Этот вечер я провожу дома. Впервые за полгода я не пошел к Кириллу, чтобы готовить вместе уроки. И больше никогда к нему не пойду. Довольно! Я понял, что это за человек!
Все, что случилось сегодня, так важно, что нужно записать поподробней.
Когда окончились уроки, я вышел из класса одним из последних. В коридоре творилось что-то странное.

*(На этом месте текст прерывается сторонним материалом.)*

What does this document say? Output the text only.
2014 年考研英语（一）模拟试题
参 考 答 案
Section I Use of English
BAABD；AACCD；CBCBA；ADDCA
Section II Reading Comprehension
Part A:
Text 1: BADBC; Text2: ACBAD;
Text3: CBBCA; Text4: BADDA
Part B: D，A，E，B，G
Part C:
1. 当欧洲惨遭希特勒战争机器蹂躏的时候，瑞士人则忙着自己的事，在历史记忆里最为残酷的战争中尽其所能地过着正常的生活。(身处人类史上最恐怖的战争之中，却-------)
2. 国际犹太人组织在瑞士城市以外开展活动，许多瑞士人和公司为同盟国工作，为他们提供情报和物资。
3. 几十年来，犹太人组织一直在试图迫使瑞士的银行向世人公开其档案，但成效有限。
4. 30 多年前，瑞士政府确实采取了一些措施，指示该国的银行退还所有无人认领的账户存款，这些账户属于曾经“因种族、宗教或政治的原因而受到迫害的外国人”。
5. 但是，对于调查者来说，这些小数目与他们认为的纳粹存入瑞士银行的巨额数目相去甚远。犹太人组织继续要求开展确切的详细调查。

Большая толпа мальчишек собралась рядом с дверью нашего класса. Ребята вытягивали шеи, приподнимались на цыпочки, давили друг друга. Только и слышно было:
– Не напирайте!
– Чего тут, а? Ребята, чего тут такое, а?
– Погодите! Задавили совсем!
Кое-как я протиснулся и увидел на стене лист бумаги. В верхнем левом углу его было нарисовано нечто похожее на ящерицу. Правее разноцветными буквами было написано:
«КРОКОДИЛЕНОК»
Сатирическая газета VI кл. «Б» выходит через день. – 1.
Как меня ни толкали, я все-таки прочел передовую, озаглавленную «На острие сатиры!». Вот что там было написано:
«Наш класс считается одним из лучших классов в школе, но и среди нас имеются лентяи и нарушители дисциплины, которые мешают классу идти к дальнейшим успехам.
У нас уже есть отрядная стенгазета, которая борется за успеваемость и дисциплину, но каждый знает, какое значение имеет едкий сатирический смех в борьбе с недостатками.
Поэтому сегодня выходит первый номер «Крокодиленка».
Он будет беспощадно и невзирая на лица высмеивать тех, кто тянет класс назад. Он будет острым оружием сатиры бороться с отрицательными явлениями в нашем классе.
Пишите все в «Крокодиленок»!
Газетка была маленькая. «На острие сатиры» попалось пока всего лишь трое ребят.
«Доктор исторических наук Миша Огурцов закончил работу над новым учебником по истории средних веков, – сообщалось в одной из заметок. – Приводим выдержку из этого учебника:
«Крестоносцам удалось завоевать Сирию в 1781 году, но тут у них появился опасный противник – турецкий султан Барбаросса. Внутри лагеря крестоносцев начались раздоры: английский король Карл Смелый поссорился с Ричардом Львиное Сердце и французским королем Салладином».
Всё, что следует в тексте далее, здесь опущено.